### Mon, 14 Sep 2015

education, evaluation, philosophy

There are two different types of evaluations that are often mixed up.

In a context where there are a limited number of "awards" and a large number of applicants, we need to pick those who "deserve" the awards. In order to do this we are forced to rank the applicants. Such an evaluation classifies as a ranking evaluation.

In other contexts, we are trying to determine whether a given individual has met certain requirements. There may be many such requirements and the examiner may want to classify (assign a grade) according to the number of requirements met. Even when this is one individual out of a big population of examinees, this classifies as a grading evaluation.

In a ranking examination, factors which may be only marginally relevant to the awards can be (and often have to be!) used to create a "total ordering" in a mathematical sense. As long as these factors are fairly chosen and applied, and are known to the participants in advance, most people, however unhappy they may be at having "lost out", should (and perhaps will!) grant the acceptability of the ranking.

A typical classroom evaluation or course evaluation is meant to be a grading evaluation. The question asked is whether the examinee has achieved acceptably competence in a certain list of tasks or has acquired adequate information about certain areas. In such a situation, the examiner needs to give a fair opportunity for the examinee to demonstrate the skill or knowledge gained. If the examinee has been told in advance what is expected, and is examined and graded only on these aspects, then the evaluation will be considered as fair.

Since these descriptions are as different as tomatoes and potatos, why is it that the two forms of evaluation are mixed up? Why do we have school boards attempting to rank students when all we need are grades? When admissions are decided based on ranks, why do we get worked up when candidates who are good are left out even though we do not dispute the quality of those selected?

Most of us know and will acknowledge that the value of any ranking is ephemeral (has a short expiry date!). Arguing over lists of the "ten best ... of all time" is a wonderful pastime, but we should not be serious about it! Yet, we find it being taken seriously.

Part of the reason is that competition is perceived as a spur. From the time when humans were escaping into trees to get away form lions to the more recent race to the moon, we have seen humans achieve more than even they considered possible, when egged on by the competitive ethos. Since we think that ranking (being competitive) can bring out higher levels than grading, we often institute ranking, where grading would be sufficient.

Another reason is nagging self-doubt amongst the educators that perhaps the exam is pitched too low or too high; no honest examiner will ever claim that they have set the "perfect" test! If all the students meet the maximal requirements of a certain grading system, then we feel that we have not demanded enough. On the other hand if most students do not meet our expectations, we feel that we may have been too harsh.
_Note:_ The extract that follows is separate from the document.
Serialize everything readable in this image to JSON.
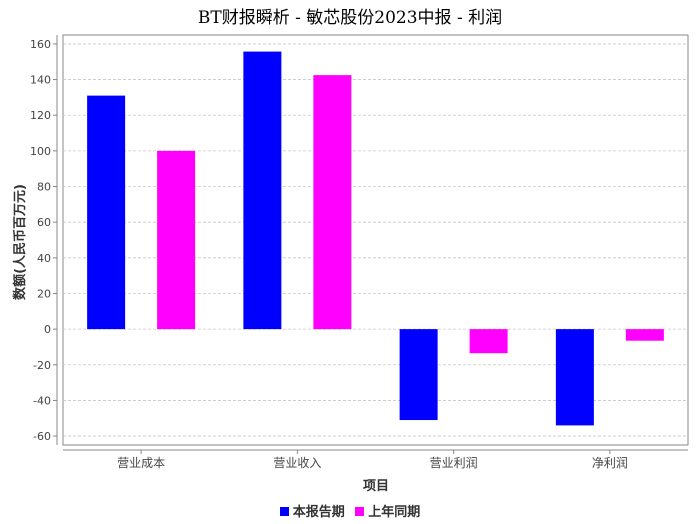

Yet nother reason is that evaluators are aware that their grading will be used competitively! So they feel that clubbing a lot of excellent students in the 'A' category is "unfair" to the outstanding students who should be helped to "stand out".

"Relative" grading (or grading on a curve) is supposed to resolve some of these issues, but has often been seen to come up short. Moreover, it seems to violate the fundamental distinction between ranks and grades. It often creates artificial divisions in order to satisfy a general sense that there should not be "too many 'A's" (or "too many 'F's"!).

It must be obvious that this writer's view is that ranking evaluations should be limited to the settings where such ranking is almost unavoidable. Even in such situations, statisticians have shown that the bulk of the actual rankings (those close to the mean) are not very different from a random ordering and perhaps a "lottery" is more appropriate at the middle (and upper middle) levels.

In all other situations, educators should attempt to honestly classify, in advance, what would constitute a particular grade for a certain examination and then limit themselves to measure and award the appropriate grade, whatever be the form of the resulting distribution of grades.